В это время все наше побережье было охвачено сильной тревогой. С часу на час ожидалась высадка французов. Говорили, будто в Ла-Манше французский флот многочисленнее нашего, а французская армия, как мы знали, была неизмеримо сильнее, чем наша. Я помню страх и возбуждение, растерянность одних и похвальбу других, но особенно запало мне в память, как в один воскресный день церковь наша мгновенно опустела, когда по рядам прихожан разнесся слух, что французы уже произвели высадку. Помню, как из церкви бросились наутек все до одного, в том числе самые отчаянные хвастуны, которые прежде вопили: "Пусть они посмеют явиться!" Только мы с матушкой да капитан Пирсон остались на своих местах и дослушали проповедь, из которой доктор Барнард не выбросил ни единой строчки, что, признаться, показалось мне чрезвычайно досадным и мучительным. Он произнес благословение еще более медлительно и торжественно, чем всегда, и ему пришлось самому отворить дверь кафедры и спуститься по ступеням безо всякой свиты, ибо причетник его тихонько выскользнул из-за аналоя и удрал вместе со всею паствой. Доктор Барнард пригласил меня к себе на обед. У матушки хватило сообразительности не обидеться, что ее обошли этой любезностью. Когда она приносила миссис Барнард корзинку с духами и кружевами, то всегда стояла перед нею, как и подобает представительнице торгового сословия. "Ты, сынок, дело другое. Я хочу, чтоб ты стал джентльменом", - говаривала она, бывало. И, смею надеяться, я сделал все, чтобы исполнить желание этой доброй женщины.
Война, возможность высадки французов и способы борьбы со вторжением, естественно, составляли тему застольной беседы, и хотя тогда я не понимал еще всего происходящего, впоследствии мне пришлось все это постигнуть, и потому я могу спокойно упомянуть здесь об обстоятельствах, прояснившихся для меня значительно позже. Голуби доставляли во Францию определенные сведения в обмен на те, которые они же оттуда приносили. С помощью этих и других гонцов наше правительство было отлично осведомлено о планах и приготовлениях неприятеля, и я помню, как говорили, что его величество имеет во Франции своих тайных корреспондентов, чьи донесения отличаются поразительною точностью. Господин Люттерлох между делом занимался сбором сведений. В Америке он был солдатом, в Англии вербовщиком и бог весть кем еще, но сведения, которые он доставлял, давались по указаниям его хозяев, которым он, в свою очередь, сообщал сведения, полученные им из Франции. Короче говоря, сей достойный джентльмен был самым настоящим шпионом, и хотя ему не суждено было болтаться на виселице, он понес жестокую кару за свое вероломство, о чем я в свое время еще расскажу. Что до мосье де ла Мотта, то джентльмены были склонны полагать, что его ремеслом была контрабанда, а не государственная измена, и что это занятие связывает его с десятками, а то и сотнями разных людей. Одного из них - моего богобоязненного деда - я знал сам, двое других жили в Приорате, и я мог бы перечислить еще многих даже и в нашем городке - хотя бы всю "макрель", за которой меня посылали в день похорон несчастной госпожи де Саверн.
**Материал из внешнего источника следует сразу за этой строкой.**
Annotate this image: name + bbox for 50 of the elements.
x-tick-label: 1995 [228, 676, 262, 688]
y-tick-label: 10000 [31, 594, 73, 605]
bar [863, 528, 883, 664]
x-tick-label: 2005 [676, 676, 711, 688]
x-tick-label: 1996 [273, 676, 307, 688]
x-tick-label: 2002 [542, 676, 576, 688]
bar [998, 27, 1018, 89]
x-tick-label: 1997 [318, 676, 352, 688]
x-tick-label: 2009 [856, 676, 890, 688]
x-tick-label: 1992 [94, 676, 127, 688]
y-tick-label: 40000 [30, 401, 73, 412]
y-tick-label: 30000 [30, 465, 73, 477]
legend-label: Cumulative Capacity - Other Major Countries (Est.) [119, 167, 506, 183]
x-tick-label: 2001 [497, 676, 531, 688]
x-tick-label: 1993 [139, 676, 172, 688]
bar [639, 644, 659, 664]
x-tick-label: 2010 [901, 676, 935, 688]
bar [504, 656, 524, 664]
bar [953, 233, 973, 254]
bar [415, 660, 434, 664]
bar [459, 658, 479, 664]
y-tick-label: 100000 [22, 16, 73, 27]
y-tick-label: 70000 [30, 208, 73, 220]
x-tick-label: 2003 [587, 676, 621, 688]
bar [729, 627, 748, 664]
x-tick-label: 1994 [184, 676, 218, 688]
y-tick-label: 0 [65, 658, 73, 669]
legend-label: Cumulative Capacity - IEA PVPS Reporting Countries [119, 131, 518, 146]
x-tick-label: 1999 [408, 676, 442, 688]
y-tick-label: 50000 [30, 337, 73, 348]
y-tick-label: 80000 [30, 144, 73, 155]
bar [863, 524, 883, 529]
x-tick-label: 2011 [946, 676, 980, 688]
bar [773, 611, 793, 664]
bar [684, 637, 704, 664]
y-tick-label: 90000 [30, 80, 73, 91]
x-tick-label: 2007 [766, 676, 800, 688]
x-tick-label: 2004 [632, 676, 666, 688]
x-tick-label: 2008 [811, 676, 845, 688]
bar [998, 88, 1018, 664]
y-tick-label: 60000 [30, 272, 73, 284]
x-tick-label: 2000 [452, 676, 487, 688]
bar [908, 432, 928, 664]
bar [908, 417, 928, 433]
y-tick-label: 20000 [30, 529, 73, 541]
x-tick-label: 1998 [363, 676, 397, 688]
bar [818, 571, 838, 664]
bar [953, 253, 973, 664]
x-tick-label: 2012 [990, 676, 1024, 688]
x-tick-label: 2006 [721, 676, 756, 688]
Когда я собрался уходить, капитан Пирсон крепко пожал мне руку, а по взгляду, которым окинул меня добрый доктор, я догадался, что он готовит мне какой-то приятный сюрприз. Я получил его очень скоро и как раз в ту минуту, когда погрузился в бездну самого мрачного отчаяния.
Хотя моя дорогая Агнеса жила в доме этих злодеев Уэстонов, ей разрешали навещать миссис Барнард, и добрая леди никогда не упускала случая известить меня о визите моей маленькой возлюбленной. То мне сообщали, что доктор просит Дени вернуть сказки "Тысячи и одной ночи", то милейшая миссис Барнард присылала мне записку: "Если ты выучил математику, приходи пить чай", или: "Сегодня у тебя будет урок французского языка", - или еще что-нибудь в этом роде, - и в самом деле, моя милая маленькая учительница была уж тут как тут. Помнишь ли ты, дорогая, сколько лет было Джульетте, когда она и юный Ромео полюбили друг друга? Моя возлюбленная еще играла в куклы, когда зародилась наша страсть, и драгоценный талисман невинности, заключенный в моем сердце, сопровождал меня всю жизнь, оберегая от всевозможных искушений.